Подъехали к «Европейской». Возле гостиницы стоял грузовик, увешанный красными тряпками. Возле него – праздная толпа. На грузовике размахивал руками узкоплечий человечек в длиннополом засаленном пиджаке. Брызжа слюной, он громко выкрикивал:
– Смерть буржуям, сосущим кровь! Истребить дворян, купцов и фабрикантов – злейших врагов трудового народа! Погромщиков-черносотенцев – к ногтю, как тифозную бактерию! Конец войны с германцем!
Принимая деньги, мужик кивнул в сторону оратора:
– Этот нехристь воевать не хочет, а я за его слабоду, вишь, погибнуть должен! А на кой ляд мне его слабода, если у меня в деревне три лошади и хозяйство? На ем лишь лапсердак, вот он и надрывается за слабоду.

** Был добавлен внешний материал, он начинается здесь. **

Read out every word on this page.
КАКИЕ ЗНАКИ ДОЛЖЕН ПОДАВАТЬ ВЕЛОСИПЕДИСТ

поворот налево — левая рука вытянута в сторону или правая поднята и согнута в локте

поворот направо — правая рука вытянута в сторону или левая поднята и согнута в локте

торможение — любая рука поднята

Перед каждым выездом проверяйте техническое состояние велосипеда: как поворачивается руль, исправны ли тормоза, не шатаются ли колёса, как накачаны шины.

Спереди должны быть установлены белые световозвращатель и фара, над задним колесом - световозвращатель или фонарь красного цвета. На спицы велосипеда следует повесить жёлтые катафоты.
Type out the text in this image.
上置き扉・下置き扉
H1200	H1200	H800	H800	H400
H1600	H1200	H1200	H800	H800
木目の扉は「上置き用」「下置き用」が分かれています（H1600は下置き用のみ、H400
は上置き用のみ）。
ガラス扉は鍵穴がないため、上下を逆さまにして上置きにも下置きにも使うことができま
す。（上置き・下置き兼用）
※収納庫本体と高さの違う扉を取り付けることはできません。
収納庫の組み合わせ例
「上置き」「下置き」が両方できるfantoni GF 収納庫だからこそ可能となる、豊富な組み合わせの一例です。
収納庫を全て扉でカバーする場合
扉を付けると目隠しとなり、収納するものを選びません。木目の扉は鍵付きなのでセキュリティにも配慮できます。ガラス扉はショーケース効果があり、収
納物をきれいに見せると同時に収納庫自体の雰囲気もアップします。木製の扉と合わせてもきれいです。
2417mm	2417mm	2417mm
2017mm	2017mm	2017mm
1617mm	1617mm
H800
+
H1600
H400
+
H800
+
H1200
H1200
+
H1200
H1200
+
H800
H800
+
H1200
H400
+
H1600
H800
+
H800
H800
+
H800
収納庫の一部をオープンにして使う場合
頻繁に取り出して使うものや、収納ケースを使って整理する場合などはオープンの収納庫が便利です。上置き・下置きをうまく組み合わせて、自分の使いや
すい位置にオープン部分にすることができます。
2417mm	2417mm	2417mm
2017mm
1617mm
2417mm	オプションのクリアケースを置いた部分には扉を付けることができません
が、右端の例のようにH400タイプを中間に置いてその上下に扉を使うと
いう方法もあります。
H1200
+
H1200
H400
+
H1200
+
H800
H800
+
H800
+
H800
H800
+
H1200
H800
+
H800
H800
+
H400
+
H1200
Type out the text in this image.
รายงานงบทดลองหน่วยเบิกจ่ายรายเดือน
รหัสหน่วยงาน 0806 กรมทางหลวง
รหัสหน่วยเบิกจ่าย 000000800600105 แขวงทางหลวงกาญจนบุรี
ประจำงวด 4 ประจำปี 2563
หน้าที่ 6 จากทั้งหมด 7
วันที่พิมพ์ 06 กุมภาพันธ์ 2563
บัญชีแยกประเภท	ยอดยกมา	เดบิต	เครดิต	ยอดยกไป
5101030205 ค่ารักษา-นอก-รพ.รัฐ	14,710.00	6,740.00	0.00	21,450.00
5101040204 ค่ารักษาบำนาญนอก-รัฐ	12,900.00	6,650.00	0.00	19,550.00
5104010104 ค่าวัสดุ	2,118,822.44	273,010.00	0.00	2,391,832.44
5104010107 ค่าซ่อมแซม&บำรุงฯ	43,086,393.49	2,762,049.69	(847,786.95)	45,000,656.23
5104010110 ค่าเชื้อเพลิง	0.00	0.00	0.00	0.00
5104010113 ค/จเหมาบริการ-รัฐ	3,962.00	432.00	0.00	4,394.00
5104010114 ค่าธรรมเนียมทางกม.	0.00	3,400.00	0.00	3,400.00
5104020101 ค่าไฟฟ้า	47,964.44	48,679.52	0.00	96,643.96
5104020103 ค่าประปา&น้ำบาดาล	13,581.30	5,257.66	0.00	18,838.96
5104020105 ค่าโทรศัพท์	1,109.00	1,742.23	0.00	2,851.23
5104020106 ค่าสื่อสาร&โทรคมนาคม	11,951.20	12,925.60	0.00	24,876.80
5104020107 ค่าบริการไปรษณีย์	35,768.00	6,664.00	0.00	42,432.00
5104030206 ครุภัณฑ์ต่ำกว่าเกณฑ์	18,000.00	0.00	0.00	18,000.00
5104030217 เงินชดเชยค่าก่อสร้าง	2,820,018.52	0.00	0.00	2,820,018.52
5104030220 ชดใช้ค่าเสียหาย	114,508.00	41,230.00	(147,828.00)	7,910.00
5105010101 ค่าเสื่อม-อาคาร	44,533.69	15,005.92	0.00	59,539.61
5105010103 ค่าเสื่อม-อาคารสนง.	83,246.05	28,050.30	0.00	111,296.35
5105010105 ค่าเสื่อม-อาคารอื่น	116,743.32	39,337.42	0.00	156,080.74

И с неожиданным остервенением хлестанув лошадь, разламывая надвое толпу, понесся так, словно гнала этого российского мужика тоска и дурные предчувствия.
В те дни, окруженный восторженными почитателями, льстецами и просто прихлебателями, в Петрограде находился самый, пожалуй, знаменитый и самый богатый из русских писателей Максим Горький. С Буниным его связывала старинная дружба. Более того, в предвоенные годы Иван Алексеевич был частым гостем в Сорренто.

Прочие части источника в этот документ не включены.